Prompt engineering on leveraging large language models in generating response to InBasket messages

Author:

Yan Sherry12,Knapp Wendi23,Leong Andrew24,Kadkhodazadeh Sarira23,Das Souvik25,Jones Veena G3,Clark Robert3,Grattendick David6,Chen Kevin2,Hladik Lisa2,Fagan Lawrence27,Chan Albert2

Affiliation:

1. Center for Health Systems Research, Sutter Health , Walnut Creek, CA 94596, United States

2. Sutter Health Data Science Team, Sutter Health , Sacramento, CA 95833, United States

3. Palo Alto Foundation Medical Group, Sutter Health , Palo Alto, CA 94301, United States

4. Sutter Digital Engagement, Sutter Health , Sacramento, CA 95833, United States

5. Sutter Data and Analytics Department, Sutter Health , Sacramento, CA 95833, United States

6. Sutter Medical Group, Sutter Health , Roseville, CA 95661, United States

7. Patient Family Advisory Council, Sutter Health , Palo Alto, CA 94301, United States

Abstract

Abstract Objectives Large Language Models (LLMs) have been proposed as a solution to address high volumes of Patient Medical Advice Requests (PMARs). This study addresses whether LLMs can generate high quality draft responses to PMARs that satisfies both patients and clinicians with prompt engineering. Materials and Methods We designed a novel human-involved iterative processes to train and validate prompts to LLM in creating appropriate responses to PMARs. GPT-4 was used to generate response to the messages. We updated the prompts, and evaluated both clinician and patient acceptance of LLM-generated draft responses at each iteration, and tested the optimized prompt on independent validation data sets.
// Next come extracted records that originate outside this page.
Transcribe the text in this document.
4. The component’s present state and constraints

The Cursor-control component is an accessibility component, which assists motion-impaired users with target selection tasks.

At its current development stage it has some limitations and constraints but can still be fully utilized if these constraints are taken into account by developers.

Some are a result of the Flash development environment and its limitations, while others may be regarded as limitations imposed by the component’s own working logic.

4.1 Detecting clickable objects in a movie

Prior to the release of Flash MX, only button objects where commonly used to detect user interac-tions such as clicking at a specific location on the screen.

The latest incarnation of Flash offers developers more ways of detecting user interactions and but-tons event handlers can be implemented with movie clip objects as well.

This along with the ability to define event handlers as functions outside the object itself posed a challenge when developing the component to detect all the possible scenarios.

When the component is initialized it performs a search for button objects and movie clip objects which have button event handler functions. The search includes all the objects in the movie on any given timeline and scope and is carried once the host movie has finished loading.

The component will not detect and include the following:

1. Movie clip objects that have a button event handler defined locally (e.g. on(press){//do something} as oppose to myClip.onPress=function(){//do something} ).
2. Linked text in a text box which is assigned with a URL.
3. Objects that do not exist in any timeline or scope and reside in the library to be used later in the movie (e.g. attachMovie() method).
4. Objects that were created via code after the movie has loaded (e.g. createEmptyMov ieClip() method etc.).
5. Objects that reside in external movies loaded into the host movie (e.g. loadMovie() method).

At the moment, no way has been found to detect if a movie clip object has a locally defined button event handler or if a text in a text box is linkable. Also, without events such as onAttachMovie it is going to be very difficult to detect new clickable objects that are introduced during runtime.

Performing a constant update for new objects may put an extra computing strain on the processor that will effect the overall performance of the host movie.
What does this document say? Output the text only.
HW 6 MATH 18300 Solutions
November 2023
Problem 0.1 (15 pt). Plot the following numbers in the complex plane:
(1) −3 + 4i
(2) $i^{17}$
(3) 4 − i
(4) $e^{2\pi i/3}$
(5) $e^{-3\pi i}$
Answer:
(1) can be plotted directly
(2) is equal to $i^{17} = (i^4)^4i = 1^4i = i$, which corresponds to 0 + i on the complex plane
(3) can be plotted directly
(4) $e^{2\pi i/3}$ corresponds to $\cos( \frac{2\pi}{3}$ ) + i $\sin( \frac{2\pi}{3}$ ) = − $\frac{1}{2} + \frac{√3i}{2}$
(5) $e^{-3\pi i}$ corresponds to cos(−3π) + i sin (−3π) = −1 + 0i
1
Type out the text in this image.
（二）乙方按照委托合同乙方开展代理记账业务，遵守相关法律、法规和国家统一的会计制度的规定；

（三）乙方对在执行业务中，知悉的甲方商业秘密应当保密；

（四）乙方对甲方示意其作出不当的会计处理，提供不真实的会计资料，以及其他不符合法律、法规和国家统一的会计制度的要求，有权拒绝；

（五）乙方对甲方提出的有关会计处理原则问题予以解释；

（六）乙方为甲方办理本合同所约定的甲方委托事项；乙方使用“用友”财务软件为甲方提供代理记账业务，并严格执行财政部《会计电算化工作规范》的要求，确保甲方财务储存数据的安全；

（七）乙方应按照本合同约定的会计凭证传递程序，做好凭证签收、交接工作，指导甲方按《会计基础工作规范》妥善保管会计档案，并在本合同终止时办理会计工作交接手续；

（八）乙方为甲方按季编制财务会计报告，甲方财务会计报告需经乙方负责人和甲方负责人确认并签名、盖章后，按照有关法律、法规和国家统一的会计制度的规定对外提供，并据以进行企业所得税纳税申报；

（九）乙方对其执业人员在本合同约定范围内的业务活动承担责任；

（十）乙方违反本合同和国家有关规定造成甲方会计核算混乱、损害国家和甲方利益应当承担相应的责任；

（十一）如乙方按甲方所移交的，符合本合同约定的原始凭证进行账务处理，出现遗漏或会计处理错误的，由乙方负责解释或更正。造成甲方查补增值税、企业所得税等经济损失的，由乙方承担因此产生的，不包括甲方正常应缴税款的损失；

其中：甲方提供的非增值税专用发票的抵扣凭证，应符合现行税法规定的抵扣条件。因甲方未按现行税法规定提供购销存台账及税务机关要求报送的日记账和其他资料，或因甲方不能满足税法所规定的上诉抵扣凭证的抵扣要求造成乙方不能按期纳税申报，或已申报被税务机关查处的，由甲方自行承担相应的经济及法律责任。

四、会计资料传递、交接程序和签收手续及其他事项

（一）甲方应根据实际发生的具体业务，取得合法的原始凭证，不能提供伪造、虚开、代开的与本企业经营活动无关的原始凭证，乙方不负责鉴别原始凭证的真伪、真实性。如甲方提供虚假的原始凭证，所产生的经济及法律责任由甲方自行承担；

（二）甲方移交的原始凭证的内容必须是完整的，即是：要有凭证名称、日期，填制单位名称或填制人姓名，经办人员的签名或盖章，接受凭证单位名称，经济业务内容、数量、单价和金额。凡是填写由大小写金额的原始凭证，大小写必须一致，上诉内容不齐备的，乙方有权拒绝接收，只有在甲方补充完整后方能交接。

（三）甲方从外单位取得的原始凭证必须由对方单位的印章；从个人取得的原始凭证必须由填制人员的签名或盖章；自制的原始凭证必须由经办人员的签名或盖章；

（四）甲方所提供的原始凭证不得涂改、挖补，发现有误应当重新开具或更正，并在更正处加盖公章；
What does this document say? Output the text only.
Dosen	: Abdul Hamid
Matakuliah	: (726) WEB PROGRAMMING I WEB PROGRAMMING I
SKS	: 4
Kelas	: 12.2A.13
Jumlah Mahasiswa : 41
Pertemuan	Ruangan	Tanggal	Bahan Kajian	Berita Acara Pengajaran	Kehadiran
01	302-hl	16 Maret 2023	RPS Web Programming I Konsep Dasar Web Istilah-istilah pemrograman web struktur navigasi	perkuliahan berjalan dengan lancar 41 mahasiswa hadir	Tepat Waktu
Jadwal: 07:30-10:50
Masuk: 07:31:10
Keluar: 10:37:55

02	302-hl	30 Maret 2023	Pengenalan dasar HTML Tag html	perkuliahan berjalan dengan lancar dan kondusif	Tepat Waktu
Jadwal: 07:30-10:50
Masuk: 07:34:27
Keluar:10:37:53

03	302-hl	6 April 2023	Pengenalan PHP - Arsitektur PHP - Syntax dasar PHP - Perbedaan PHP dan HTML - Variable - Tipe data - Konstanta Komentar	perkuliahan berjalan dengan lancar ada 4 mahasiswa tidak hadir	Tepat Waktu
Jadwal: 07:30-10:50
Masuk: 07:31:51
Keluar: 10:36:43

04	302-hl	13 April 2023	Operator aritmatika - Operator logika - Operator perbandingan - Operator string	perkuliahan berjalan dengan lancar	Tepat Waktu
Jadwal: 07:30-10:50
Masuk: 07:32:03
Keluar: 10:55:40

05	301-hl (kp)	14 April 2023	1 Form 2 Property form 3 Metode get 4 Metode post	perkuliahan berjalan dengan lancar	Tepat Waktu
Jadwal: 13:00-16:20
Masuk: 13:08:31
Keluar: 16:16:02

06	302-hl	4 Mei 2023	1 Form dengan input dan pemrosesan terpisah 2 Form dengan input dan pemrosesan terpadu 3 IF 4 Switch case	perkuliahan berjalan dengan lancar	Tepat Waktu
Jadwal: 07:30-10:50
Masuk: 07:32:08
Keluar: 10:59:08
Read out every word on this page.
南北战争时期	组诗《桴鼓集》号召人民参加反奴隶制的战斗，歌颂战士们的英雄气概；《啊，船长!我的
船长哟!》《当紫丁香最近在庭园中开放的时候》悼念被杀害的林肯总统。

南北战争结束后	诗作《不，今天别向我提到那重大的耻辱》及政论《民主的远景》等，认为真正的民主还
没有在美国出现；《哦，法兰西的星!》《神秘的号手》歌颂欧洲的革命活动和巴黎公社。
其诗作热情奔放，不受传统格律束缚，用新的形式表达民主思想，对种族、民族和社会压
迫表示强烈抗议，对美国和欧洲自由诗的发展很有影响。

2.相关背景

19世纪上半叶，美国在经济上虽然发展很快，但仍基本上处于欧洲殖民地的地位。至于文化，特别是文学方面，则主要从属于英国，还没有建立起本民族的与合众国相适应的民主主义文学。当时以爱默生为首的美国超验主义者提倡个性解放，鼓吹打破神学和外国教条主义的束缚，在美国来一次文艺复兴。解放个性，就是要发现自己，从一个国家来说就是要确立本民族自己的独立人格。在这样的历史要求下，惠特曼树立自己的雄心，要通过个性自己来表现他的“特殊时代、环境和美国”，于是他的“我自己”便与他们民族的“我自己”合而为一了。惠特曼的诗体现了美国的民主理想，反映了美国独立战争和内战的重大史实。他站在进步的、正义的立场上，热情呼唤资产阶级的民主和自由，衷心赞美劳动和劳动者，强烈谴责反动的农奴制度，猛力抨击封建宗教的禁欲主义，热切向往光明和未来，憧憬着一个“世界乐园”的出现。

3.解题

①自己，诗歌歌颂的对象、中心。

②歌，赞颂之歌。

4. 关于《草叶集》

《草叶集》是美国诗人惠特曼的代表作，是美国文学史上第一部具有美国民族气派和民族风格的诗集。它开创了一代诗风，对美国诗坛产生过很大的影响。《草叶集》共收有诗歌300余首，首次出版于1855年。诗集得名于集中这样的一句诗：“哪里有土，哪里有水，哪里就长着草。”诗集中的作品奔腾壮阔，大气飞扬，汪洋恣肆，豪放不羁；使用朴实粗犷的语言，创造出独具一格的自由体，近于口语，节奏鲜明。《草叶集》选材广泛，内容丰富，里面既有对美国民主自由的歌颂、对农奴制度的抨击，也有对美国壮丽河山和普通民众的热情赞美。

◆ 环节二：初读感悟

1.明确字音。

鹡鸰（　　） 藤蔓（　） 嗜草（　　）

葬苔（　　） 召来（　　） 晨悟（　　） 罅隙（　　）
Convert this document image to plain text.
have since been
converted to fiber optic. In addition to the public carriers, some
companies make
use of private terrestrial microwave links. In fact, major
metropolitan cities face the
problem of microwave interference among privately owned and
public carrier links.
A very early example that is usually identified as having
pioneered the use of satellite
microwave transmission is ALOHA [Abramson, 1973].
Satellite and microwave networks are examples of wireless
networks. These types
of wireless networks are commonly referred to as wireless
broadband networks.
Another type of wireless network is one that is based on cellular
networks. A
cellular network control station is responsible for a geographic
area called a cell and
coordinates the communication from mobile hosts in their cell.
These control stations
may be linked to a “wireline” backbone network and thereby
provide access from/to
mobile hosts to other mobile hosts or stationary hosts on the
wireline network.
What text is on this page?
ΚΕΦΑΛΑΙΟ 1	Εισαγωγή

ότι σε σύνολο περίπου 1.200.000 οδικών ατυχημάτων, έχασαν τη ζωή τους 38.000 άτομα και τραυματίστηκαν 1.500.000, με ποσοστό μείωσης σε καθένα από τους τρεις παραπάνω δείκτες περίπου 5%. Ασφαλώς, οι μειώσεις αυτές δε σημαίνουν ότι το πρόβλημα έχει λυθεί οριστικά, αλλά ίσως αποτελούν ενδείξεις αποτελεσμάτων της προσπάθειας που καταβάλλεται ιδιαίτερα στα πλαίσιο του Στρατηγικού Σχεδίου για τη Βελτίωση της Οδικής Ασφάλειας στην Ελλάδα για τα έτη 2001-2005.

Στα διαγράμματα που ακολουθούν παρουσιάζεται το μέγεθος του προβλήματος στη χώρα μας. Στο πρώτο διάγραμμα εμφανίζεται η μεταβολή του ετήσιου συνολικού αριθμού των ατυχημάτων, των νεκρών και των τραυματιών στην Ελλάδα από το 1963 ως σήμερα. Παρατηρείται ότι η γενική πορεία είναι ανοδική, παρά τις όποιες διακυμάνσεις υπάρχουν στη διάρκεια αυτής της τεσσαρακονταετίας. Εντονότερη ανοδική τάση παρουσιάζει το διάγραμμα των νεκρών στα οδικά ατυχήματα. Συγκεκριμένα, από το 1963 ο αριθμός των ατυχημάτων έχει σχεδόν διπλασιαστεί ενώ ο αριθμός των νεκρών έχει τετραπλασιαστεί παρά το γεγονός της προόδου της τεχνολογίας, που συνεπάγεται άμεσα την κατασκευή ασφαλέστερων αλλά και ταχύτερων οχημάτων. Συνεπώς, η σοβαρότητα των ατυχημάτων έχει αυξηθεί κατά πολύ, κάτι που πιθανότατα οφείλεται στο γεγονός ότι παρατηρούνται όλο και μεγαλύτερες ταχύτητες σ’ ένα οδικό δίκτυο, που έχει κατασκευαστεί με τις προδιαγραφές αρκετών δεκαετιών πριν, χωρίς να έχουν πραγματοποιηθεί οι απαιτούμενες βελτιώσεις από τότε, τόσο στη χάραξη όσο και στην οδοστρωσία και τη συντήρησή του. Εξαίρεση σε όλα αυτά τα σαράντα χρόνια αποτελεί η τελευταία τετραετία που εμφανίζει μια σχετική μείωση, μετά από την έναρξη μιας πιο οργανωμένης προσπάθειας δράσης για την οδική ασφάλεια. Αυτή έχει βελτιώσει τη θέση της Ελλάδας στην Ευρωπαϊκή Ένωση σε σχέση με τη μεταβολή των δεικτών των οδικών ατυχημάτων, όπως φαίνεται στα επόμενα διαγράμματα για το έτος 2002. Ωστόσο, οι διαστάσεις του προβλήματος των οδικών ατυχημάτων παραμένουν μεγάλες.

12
The optimized prompt was implemented in the electronic health record production environment and tested by 69 primary care clinicians. Results After 3 iterations of prompt engineering, physician acceptance of draft suitability increased from 62% to 84% (P <.001) in the validation dataset (N = 200), and 74% of drafts in the test dataset were rated as “helpful.” Patients also noted significantly increased favorability of message tone (78%) and overall quality (80%) for the optimized prompt compared to the original prompt in the training dataset, patients were unable to differentiate human and LLM-generated draft PMAR responses for 76% of the messages, in contrast to the earlier preference for human-generated responses. Majority (72%) of clinicians believed it can reduce cognitive load in dealing with InBasket messages. Discussion and Conclusion Informed by clinician and patient feedback synergistically, tuning in LLM prompt alone can be effective in creating clinically relevant and useful draft responses to PMARs.